De Pierre Alain à Robert Paragot, la région parisienne a souvent engendré de grands alpinistes. A 27 ans, avec déjà des très belles réalisations à son actif, Hélias Millerioux s’inscrit dans cette lignée. Original et attachant, doté d’un moral à toute épreuve, celui que l’on surnommait « le kurde » dans les équipes jeunes FFME fait partie de la nouvelle génération des jeunes alpinistes français, attachés au style alpin (parce que « on ne saurait pas comment s’y prendre avec des cordes fixes ! »), attirés par les belles lignes plus que par les chiffres et privilégiant avant tout l’amitié dans leurs projets de montagne.

Raconte-nous comment un parisien avec un nom de héros grec arrive à l’alpinisme…?

J’ai commencé gamin en faisant de la randonnée avec mes parents. Chaque été, on partait en vacances à la montagne. On n’y connaissait rien aux techniques de l’alpinisme et on s’arrêtait toujours au pied des glaciers. Quelque part c’était à la fois très frustrant mais aussi très intriguant. Je regardais les alpinistes qui continuaient plus haut, avec leur matériel… Puis un été, j’avais 11 ans, mon père a loué du matériel et on a fait notre première « course » : le col du Borgne. Il fallait passer sur un petit glacier (je ne suis pas sûr qu’il existe encore !). C’était fabuleux. Bon, on était en short et je me rappelle encore que j’étais encordé sur le porte-matériel du baudrier…


Comment le Guide de Haute Montagne que tu es devenu, jugerait cette situation ?

Je verrais ça maintenant, je serais outré ! Un père qui emmène son gamin sur un glacier, comme ça sans rien n’y connaître... Mais bon, à l’époque, sans être pauvre, on ne roulait pas vraiment sur l’or. Je suis originaire d’un milieu populaire et se payer un guide pour faire de la montagne c’était juste inimaginable… Chaque année, pourtant on est retourné faire une course par nos propres moyens. J’apprenais les techniques dans un livre et en avant !... Un été, j’ai rencontré un guide qui m’a expliqué qu’en venant de Paris, si je voulais progresser en montagne, il fallait que je fasse de l’escalade. A chaque rentrée scolaire, je tannais donc ma mère pour qu’elle m’inscrive à un club d’escalade. A l’époque, sur Paris, il n’y avait que des salles privées, donc trop chères. Et les clubs dont nous avions entendu parlé étaient tous en banlieue. Ma mère ne voulait pas que je prenne le RER. Le problème était réglé… Et puis finalement, un jour on a appris l’existence d’un mur dans le XIIIème arrondissement avec un club (Grimpe Paris 13, affilié à l’époque à la FFME et à la FSGT). Il y avait une très bonne dynamique, à la fois sur l’escalade et sur l’alpinisme. Chaque été, on faisait un stage dans les Alpes. C’est comme ça que j’ai pu commencer à vraiment pratiquer.
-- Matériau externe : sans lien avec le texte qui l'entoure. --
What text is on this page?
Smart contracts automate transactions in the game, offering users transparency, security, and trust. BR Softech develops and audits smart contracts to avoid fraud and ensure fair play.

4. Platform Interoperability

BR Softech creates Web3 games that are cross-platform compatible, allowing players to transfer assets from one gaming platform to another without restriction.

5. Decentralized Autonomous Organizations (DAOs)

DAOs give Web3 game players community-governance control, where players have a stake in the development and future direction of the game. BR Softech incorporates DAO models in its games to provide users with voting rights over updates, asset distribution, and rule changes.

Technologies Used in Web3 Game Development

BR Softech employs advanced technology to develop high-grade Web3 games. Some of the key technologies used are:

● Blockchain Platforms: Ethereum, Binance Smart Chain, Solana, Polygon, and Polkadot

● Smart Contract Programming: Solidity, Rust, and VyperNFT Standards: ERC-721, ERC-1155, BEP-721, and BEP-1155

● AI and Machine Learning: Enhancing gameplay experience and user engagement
En 2009, tu as intégré l’Équipe Nationale d’Alpinisme Masculine (ENAM). Qu’en as tu retiré ?

Pour moi, ça a été un super tremplin. Quand tu es jeune, ces équipes ça te fait rêver... J’y ai appris plein de choses, que ce soit avec les « coachs » ou les autres jeunes. J’ai rencontré plein d’autres gens hyper motivés. Même si parfois j’ai eu du mal avec la vie en groupe. Je crois que comme tous les gens qui font beaucoup d’alpinisme, on a un gros ego. Ce n’est pas toujours évident de cohabiter ! Après, ces équipes, il ne faut pas se le cacher, elles te permettent d’intégrer plus facilement le « milieu » de l’alpinisme, d’obtenir une reconnaissance plus rapide…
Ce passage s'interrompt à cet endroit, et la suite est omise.